Kalau kita perhatikan sepertinya tidak ada permasalahan yang signifikan di Tangsel. Kualitas hidup masyarakat urban yang ada di Selatan Jakarta ini terbilang sangat baik bila dilihat dari statistik. Ukuran yang bisa kita pakai adalah Indeks Pembangunan Manusia (IPM) Tangsel yang mencapai angka 81,17 (BPS, 2018). Angka ini lebih tinggi dibandingkan rata-rata nasional yang hanya 71,39.

Berarti, warga Tangsel itu isi dompetnya aman, terdidik, dan kesehatannya terjamin. Ketiga hal inilah yang merupakan dimensi dasar dalam pengukuran IPM. Apakah ini kemudian wujud sukses dari Pemkot Tangsel? Nanti dulu.

Terkait dengan isi dompet warga Tangsel, Pemkot sebenarnya tidak terlalu dipusingkan karena hampir 50% warga Tangsel bekerja di Jakarta (Kompas, 27/8/2019). Sisanya terbantu dengan gencarnya sektor properti menginvasi Tangsel dan mulai pindahnya perkantoran ke wilayah BSD dan sekitarnya.

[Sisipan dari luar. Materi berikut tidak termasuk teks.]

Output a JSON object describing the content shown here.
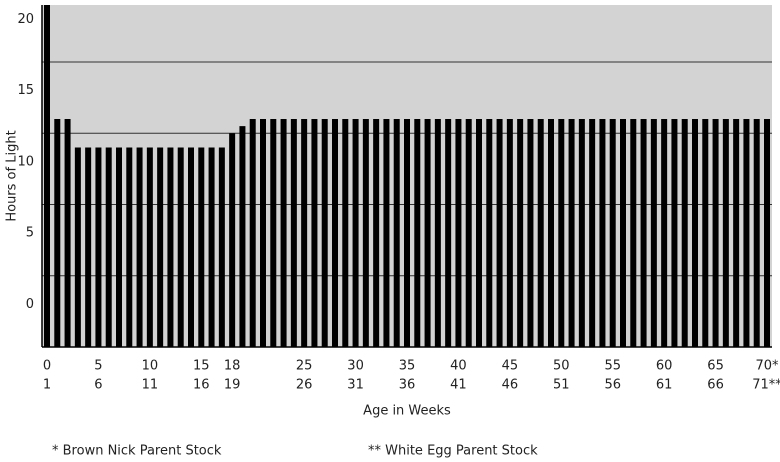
{
  "chart_data": {
    "type": "bar",
    "y_label": "Hours of Light",
    "x_label": "Age in Weeks",
    "categories": [
      "0",
      null,
      null,
      null,
      null,
      "5",
      null,
      null,
      null,
      null,
      "10",
      null,
      null,
      null,
      null,
      "15",
      null,
      null,
      "18",
      null,
      null,
      null,
      null,
      null,
      null,
      "25",
      null,
      null,
      null,
      null,
      "30",
      null,
      null,
      null,
      null,
      "35",
      null,
      null,
      null,
      null,
      "40",
      null,
      null,
      null,
      null,
      "45",
      null,
      null,
      null,
      null,
      "50",
      null,
      null,
      null,
      null,
      "55",
      null,
      null,
      null,
      null,
      "60",
      null,
      null,
      null,
      null,
      "65",
      null,
      null,
      null,
      null,
      "70*"
    ],
    "categories2": [
      "1",
      null,
      null,
      null,
      null,
      "6",
      null,
      null,
      null,
      null,
      "11",
      null,
      null,
      null,
      null,
      "16",
      null,
      null,
      "19",
      null,
      null,
      null,
      null,
      null,
      null,
      "26",
      null,
      null,
      null,
      null,
      "31",
      null,
      null,
      null,
      null,
      "36",
      null,
      null,
      null,
      null,
      "41",
      null,
      null,
      null,
      null,
      "46",
      null,
      null,
      null,
      null,
      "51",
      null,
      null,
      null,
      null,
      "56",
      null,
      null,
      null,
      null,
      "61",
      null,
      null,
      null,
      null,
      "66",
      null,
      null,
      null,
      null,
      "71**"
    ],
    "values": [
      21,
      13,
      13,
      11,
      11,
      11,
      11,
      11,
      11,
      11,
      11,
      11,
      11,
      11,
      11,
      11,
      11,
      11,
      12,
      12.5,
      13,
      13,
      13,
      13,
      13,
      13,
      13,
      13,
      13,
      13,
      13,
      13,
      13,
      13,
      13,
      13,
      13,
      13,
      13,
      13,
      13,
      13,
      13,
      13,
      13,
      13,
      13,
      13,
      13,
      13,
      13,
      13,
      13,
      13,
      13,
      13,
      13,
      13,
      13,
      13,
      13,
      13,
      13,
      13,
      13,
      13,
      13,
      13,
      13,
      13,
      13
    ],
    "color": "#000000",
    "background": "#d3d3d3",
    "ylim": [
      -3,
      21
    ],
    "yticks": [
      0,
      5,
      10,
      15,
      20
    ],
    "gridlines": [
      2,
      7,
      12,
      17
    ],
    "footnotes": [
      "* Brown Nick Parent Stock",
      "** White Egg Parent Stock"
    ]
  }
}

Dari segi sekolah, permasalahan ada pada Pemkot bukan pada masyarakat. Misalnya, banyak bangunan SD yang tidak layak baik dari aspek bangunannya maupun sarprasnya. Kemudian di jenjang SMP juga masih kekurangan sekolah negeri, termasuk sebarannya yang tidak merata di 7 Kecamatan yang ada di Tangsel (Tangerangekspress, 26/2/2019). Padahal dengan ditariknya SMA/SMK ke Propinsi, daerah bisa lebih fokus mengurusi jenjang pendidikan di bawahnya, tapi praktiknya masih jauh dari harapan.

Dalam pengelolaan kesehatan, Warga Tangsel sangat terbantu dengan digenjotnya Universal Health Coverage (UHC). Tangsel juga menjadi kota pertama yang yang mendapatkan predikat UHC lebih dari 95% jumlah penduduknya (Tribunnews, 14/12/2018). Meskipun begitu, pengelolaan rumah sakit di Tangsel masih buruk. Buktinya, RSUD Tangsel turun kelas dari tipe C menjadi D (Sindonews, 24/7/2019). Akses kesehatannya mudah tapi kalau pelayanannya tidak bagus tentu sangat membahayakan warganya.

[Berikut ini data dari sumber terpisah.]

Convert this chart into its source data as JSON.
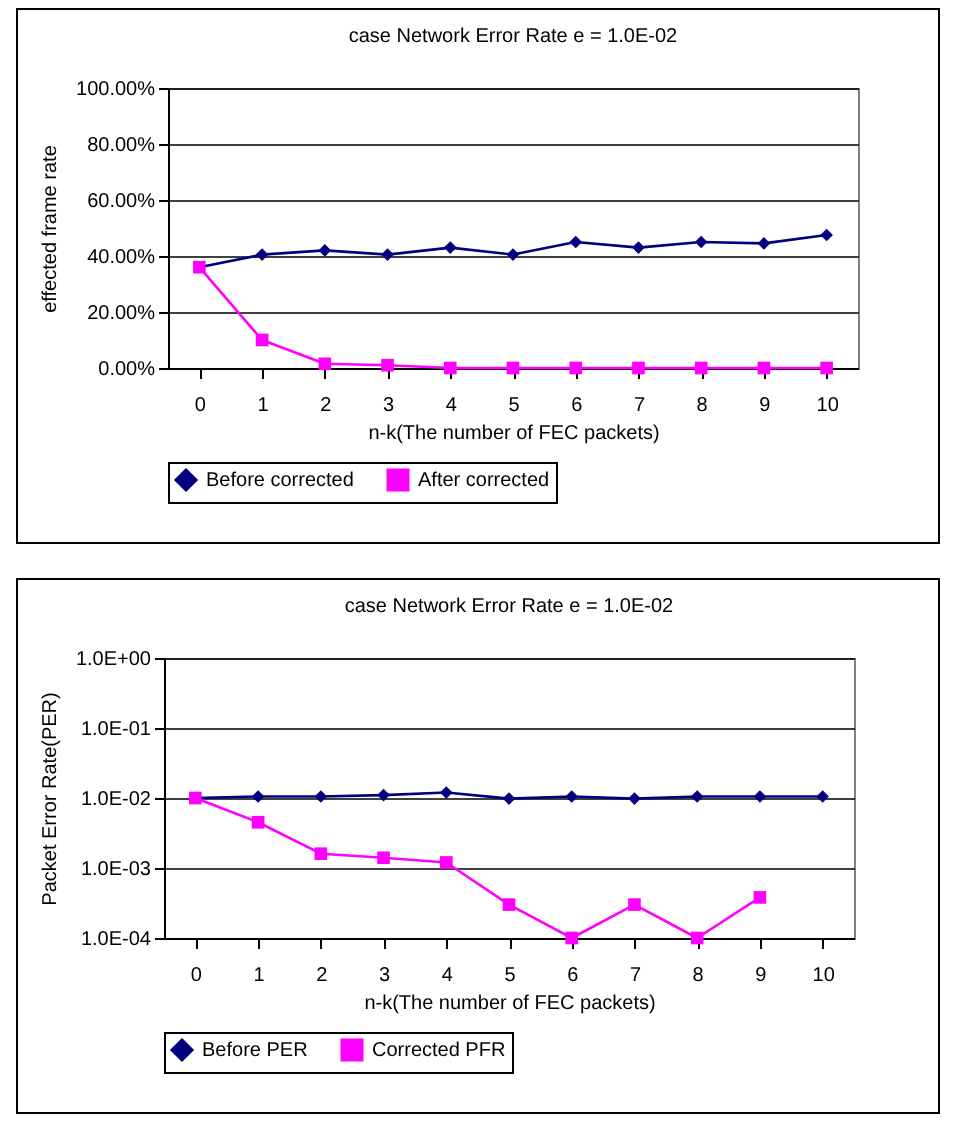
{
  "chart_data": [
    {
      "type": "line",
      "title": "case Network Error Rate e = 1.0E-02",
      "xlabel": "n-k(The number of FEC packets)",
      "ylabel": "effected frame rate",
      "categories": [
        "0",
        "1",
        "2",
        "3",
        "4",
        "5",
        "6",
        "7",
        "8",
        "9",
        "10"
      ],
      "series": [
        {
          "name": "Before corrected",
          "color": "#000080",
          "marker": "diamond",
          "values": [
            36,
            40.5,
            42,
            40.5,
            43,
            40.5,
            45,
            43,
            45,
            44.5,
            47.5
          ]
        },
        {
          "name": "After corrected",
          "color": "#ff00ff",
          "marker": "square",
          "values": [
            36,
            10,
            1.5,
            1,
            0,
            0,
            0,
            0,
            0,
            0,
            0
          ]
        }
      ],
      "ylim": [
        0,
        100
      ],
      "yticks": [
        {
          "value": 0,
          "label": "0.00%"
        },
        {
          "value": 20,
          "label": "20.00%"
        },
        {
          "value": 40,
          "label": "40.00%"
        },
        {
          "value": 60,
          "label": "60.00%"
        },
        {
          "value": 80,
          "label": "80.00%"
        },
        {
          "value": 100,
          "label": "100.00%"
        }
      ],
      "grid": "y",
      "legend": "bottom"
    },
    {
      "type": "line",
      "title": "case Network Error Rate e = 1.0E-02",
      "xlabel": "n-k(The number of FEC packets)",
      "ylabel": "Packet Error Rate(PER)",
      "categories": [
        "0",
        "1",
        "2",
        "3",
        "4",
        "5",
        "6",
        "7",
        "8",
        "9",
        "10"
      ],
      "series": [
        {
          "name": "Before PER",
          "color": "#000080",
          "marker": "diamond",
          "values": [
            0.01,
            0.0105,
            0.0105,
            0.011,
            0.012,
            0.0098,
            0.0105,
            0.0098,
            0.0105,
            0.0105,
            0.0105
          ]
        },
        {
          "name": "Corrected PFR",
          "color": "#ff00ff",
          "marker": "square",
          "values": [
            0.01,
            0.0045,
            0.0016,
            0.0014,
            0.0012,
            0.0003,
            0.0001,
            0.0003,
            0.0001,
            0.00038,
            null
          ]
        }
      ],
      "log": "y",
      "ylim": [
        0.0001,
        1
      ],
      "yticks": [
        {
          "value": 0.0001,
          "label": "1.0E-04"
        },
        {
          "value": 0.001,
          "label": "1.0E-03"
        },
        {
          "value": 0.01,
          "label": "1.0E-02"
        },
        {
          "value": 0.1,
          "label": "1.0E-01"
        },
        {
          "value": 1,
          "label": "1.0E+00"
        }
      ],
      "grid": "y",
      "legend": "bottom"
    }
  ]
}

Lantas apa yang dianggap bermasalah di Tangsel? Permasalahan utama Tangsel sebenarnya hanya satu, kota ini tidak sejalan dengan motto yang dimiliki: Cerdas, modern, dan religius. Coba kita kupas sedikit saja.

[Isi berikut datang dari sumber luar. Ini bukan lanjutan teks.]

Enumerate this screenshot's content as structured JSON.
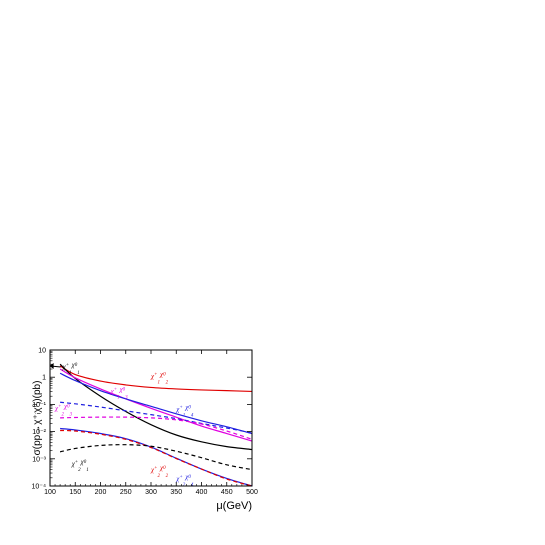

Kota ini tidak cerdas karena tertinggal dengan swasta/ pengembang dalam menata wilayah. Coba kita perhatikan dengan seksama di Tangsel, daerah yang dibangun pengembang (Serpong dan Bintaro) pasti lebih rapi dan menarik dibandingkan dengan yang dibangun oleh Pemkot (Pamulang dan Ciputat). Bukan hanya soal tata letaknya saja, tapi infrastruktur dan sarana prasarana penunjangnya juga jauh lebih baik.

Seorang Cawalkot Tangsel pada tahun 2015 lalu bahkan mengatakan 80% Tangsel dibangun oleh pengembang (Kompas, 25/8/2015). Jika ini benar, berarti Tangsel hanya membangun 20%-nya saja, tetapi itupun tidak bisa maksimal. Padahal, APBD Tangsel hampir mencapai Rp.4 triliun. Berarti, Pemkot Tangsel diam saja, maka pembangunan akan berjalan dengan baik, karena swastalah yang melakukannya.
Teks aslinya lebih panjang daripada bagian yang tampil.